CHAPTER XXXV
CLASSIFICATION OF TOPICS; STAGES OF EVOLUTION
I. Philosophic Classification of the Sciences; the Arrangement
of Vincent’s Encyclopaedia, of the Lombard’s Sentences, of
Aquinas’s Summa theologiae.
II. The Stages of Development: Grammar, Logic, Metalogics.
I
Having considered the spirit, the field, and the dual method, of mediaeval thought, there remain its classifications of topics. The problem of classification presented itself to Gerbert as one involved in the rational study of the ancient material.[431] But as scholasticism culminated in the twelfth and thirteenth centuries, the problem became one of arrangement and presentation of the mass of knowledge and argument which the Middle Ages had at length made their own, and were prepared to re-express. This ordering was influenced by a twofold principle of classification; for, as abundantly shown by Aquinas,[432] theology in which all is ordered with reference to God, will properly follow an arrangement of topics quite unsuitable to the natural or human sciences, which treat of things with respect to themselves. But the mediaeval practice was more confused than the theory; because the interest in human knowledge was apt to be touched by motives sounding in the need of divine salvation; and speculation could not free itself of the moving principles of Christian theology. On the other hand, an enormous quantity of human dialectic, and a prodigious mass of what strikes us as profane information, or misinformation, was carried into the mediaeval Summa, and still more into those encyclopaedias, which attempted to include all knowledge, and still were influenced in their aim by a religious purpose.[433]

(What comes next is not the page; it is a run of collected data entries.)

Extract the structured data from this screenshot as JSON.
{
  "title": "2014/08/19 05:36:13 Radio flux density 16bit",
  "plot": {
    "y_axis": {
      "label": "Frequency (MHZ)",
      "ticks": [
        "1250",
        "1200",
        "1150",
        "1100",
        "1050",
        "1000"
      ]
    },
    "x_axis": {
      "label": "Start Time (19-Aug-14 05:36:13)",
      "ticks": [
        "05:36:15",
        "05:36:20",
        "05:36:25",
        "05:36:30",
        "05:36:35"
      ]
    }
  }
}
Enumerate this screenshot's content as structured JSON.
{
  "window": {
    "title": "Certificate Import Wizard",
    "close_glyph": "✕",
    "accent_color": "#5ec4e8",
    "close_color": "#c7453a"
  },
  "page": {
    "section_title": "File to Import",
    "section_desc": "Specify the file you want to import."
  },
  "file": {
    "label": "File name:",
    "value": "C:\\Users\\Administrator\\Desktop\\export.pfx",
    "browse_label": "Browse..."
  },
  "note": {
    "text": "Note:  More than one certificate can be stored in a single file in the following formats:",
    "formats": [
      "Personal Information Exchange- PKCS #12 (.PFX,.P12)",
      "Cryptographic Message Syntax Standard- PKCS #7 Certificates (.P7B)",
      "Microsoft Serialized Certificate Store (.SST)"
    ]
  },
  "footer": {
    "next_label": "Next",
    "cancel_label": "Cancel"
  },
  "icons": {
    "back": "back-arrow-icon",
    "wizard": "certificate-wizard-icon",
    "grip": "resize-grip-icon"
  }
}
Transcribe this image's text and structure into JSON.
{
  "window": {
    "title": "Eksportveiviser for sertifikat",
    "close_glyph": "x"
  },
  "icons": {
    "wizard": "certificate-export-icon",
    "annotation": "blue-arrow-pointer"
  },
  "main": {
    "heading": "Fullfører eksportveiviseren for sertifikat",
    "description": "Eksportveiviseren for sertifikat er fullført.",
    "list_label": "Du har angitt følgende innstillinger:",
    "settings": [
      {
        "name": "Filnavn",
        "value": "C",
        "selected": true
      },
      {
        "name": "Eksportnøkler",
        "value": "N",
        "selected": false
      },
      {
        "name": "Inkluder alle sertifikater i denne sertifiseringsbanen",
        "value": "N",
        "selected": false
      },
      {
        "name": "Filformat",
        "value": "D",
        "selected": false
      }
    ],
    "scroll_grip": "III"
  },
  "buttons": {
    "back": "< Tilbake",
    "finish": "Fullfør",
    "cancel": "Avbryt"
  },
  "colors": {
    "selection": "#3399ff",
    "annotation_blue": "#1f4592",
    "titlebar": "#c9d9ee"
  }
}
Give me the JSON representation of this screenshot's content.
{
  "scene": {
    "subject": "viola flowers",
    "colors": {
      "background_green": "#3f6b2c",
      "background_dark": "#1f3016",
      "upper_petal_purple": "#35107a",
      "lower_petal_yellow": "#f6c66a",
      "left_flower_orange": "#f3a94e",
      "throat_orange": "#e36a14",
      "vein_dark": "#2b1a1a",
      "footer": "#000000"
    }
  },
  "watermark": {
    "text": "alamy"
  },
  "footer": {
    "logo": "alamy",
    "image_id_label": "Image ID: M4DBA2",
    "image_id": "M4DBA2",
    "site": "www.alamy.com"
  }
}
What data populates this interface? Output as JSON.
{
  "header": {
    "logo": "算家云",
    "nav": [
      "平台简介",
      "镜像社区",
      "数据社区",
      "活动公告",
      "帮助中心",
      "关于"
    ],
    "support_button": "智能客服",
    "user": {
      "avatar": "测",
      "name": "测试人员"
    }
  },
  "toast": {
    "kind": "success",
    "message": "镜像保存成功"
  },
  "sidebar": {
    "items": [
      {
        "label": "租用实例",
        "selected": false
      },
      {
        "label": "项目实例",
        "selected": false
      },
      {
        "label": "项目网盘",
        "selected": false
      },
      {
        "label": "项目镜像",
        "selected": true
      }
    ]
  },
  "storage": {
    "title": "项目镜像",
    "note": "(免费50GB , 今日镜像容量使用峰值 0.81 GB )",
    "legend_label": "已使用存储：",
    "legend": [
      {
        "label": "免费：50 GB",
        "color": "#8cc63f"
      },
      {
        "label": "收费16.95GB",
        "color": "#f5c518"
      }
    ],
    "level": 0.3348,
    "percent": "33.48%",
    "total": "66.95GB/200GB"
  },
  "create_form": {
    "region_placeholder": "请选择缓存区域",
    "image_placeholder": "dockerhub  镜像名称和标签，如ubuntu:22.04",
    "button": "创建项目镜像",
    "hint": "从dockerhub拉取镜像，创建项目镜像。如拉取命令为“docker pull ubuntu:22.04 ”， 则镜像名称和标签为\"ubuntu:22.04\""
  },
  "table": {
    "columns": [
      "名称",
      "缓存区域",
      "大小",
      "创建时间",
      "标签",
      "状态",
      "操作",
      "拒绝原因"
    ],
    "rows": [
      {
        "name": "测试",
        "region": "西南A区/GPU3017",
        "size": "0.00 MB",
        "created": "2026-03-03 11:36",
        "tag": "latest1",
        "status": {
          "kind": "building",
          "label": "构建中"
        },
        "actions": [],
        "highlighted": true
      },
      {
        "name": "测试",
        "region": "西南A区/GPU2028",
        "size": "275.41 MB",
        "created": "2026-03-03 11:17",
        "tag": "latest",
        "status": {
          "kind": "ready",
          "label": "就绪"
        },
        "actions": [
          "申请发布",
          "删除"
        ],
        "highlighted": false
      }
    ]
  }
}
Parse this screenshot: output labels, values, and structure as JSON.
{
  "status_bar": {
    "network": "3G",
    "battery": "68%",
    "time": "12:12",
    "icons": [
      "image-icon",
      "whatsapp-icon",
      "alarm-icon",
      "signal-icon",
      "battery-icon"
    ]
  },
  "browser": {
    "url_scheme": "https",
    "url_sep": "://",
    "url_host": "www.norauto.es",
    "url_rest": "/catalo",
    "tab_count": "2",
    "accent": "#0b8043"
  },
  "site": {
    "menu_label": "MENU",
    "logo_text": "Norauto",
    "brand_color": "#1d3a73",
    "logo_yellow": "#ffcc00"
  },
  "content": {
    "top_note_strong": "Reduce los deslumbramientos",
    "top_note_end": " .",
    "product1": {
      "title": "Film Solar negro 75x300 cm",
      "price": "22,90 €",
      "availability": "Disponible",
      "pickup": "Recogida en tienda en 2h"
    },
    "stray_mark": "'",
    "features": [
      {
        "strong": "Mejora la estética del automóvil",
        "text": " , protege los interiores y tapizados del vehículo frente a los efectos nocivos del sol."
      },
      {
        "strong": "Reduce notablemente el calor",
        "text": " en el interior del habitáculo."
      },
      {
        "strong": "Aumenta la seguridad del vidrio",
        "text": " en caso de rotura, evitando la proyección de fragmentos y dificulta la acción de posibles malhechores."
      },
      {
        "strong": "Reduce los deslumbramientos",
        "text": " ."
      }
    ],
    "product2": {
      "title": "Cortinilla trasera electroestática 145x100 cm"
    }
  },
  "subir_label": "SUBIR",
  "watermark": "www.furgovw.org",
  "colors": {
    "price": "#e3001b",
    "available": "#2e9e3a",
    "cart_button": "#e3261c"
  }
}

As the human sciences came from the pagan antique, the accepted classifications of them naturally were taken from Greek philosophy. They followed either the so-called Platonic division, into Physics, Ethics, and Logic,[434] or the Aristotelian division of philosophy into theoretical and practical. The former scheme, of which it is not certain that Plato was the author, passed on through the Stoic and Epicurean systems of philosophy, was recognized by the Church Fathers, and received Augustine’s approval. It was made known to the Middle Ages through Cassiodorus, Isidore, Alcuin, Rabanus, Eriugena and others.
Nevertheless the Aristotelian division of philosophy into theoretical and practical was destined to prevail. It was introduced to the western Middle Ages through Boëthius’s Commentary on Porphyry’s Isagoge,[435] and adopted by Gerbert; later it passed over through translations of Arabic writings. It was accepted by Hugo of St. Victor, by Albertus Magnus and by Thomas, to mention only the greatest names; and was set forth in detail with explanation and comment in a number of treatises, such as Gundissalinus’s De divisione philosophiae, and Hugo of St. Victor’s Eruditio didascalica,[436] which were formal and schematic introductions to the study of philosophy and its various branches.
The usual subdivisions of these two general parts of philosophy were as follows. Theoretica (or Theorica) was divided into (1) Physics, or scientia naturalis, (2) Mathematics, and (3) Metaphysics or Theology, or divina scientia, as it might be called. Physics and Mathematics were again divided into more special sciences. Practica was divided commonly into Ethics, Economics, Politics, or into Ethics and Artes mechanicae. There was a difference of opinion as to what to do with Logic. It had, to be sure, its position in the current Trivium, along with grammar and rhetoric. But this was merely current, and might not approve itself on deeper reflection. Gundissalinus speaks of three propaedeutic sciences, the scientiae eloquentiae, grammar, poetics, and rhetoric, and then puts Logic after them as a scientia media between these primary educational matters and philosophy, i.e. the whole range of knowledge, theoretical and practical. Again, over against philosophia realis, which contains both the theoretica (or speculativa) and the practica, Thomas Aquinas sets the philosophia rationalis, or logic; and Richard Kilwardby opposes logica, the scientia rationalis, to practica, in his division.[437]
The last-named philosopher was the pupil and then the hostile critic of Aquinas, and also became Archbishop of Canterbury. He was the author of a careful and elaborate classification of the parts of philosophy, entitled De ortu et divisione philosophiae.[438] In it, following the broad distinction between res divinae and res humanae, Kilwardby divides philosophy into speculativa and practica. Speculativa is divided into naturalis (physics), mathematica, and divina (metaphysics). He does not divide the first and third of these; but he divides mathematica into those sciences which treat of quantity in continuity and separation respectively (quantitas continua and quantitas discreta). The former embrace geometry, astronomy and astrology, and perspective; the latter, music and arithmetic. Practica, which is concerned with res humanae, is divided into activa and sermocinalis: because res humanae consist either of operationes or locutiones. The activa embraces Ethics and mechanics; the scientia sermocinalis embraces grammar, logic, and rhetoric. Such are Kilwardby’s bare captions; his treatise lengthily treats of the interrelations of these various branches of knowledge.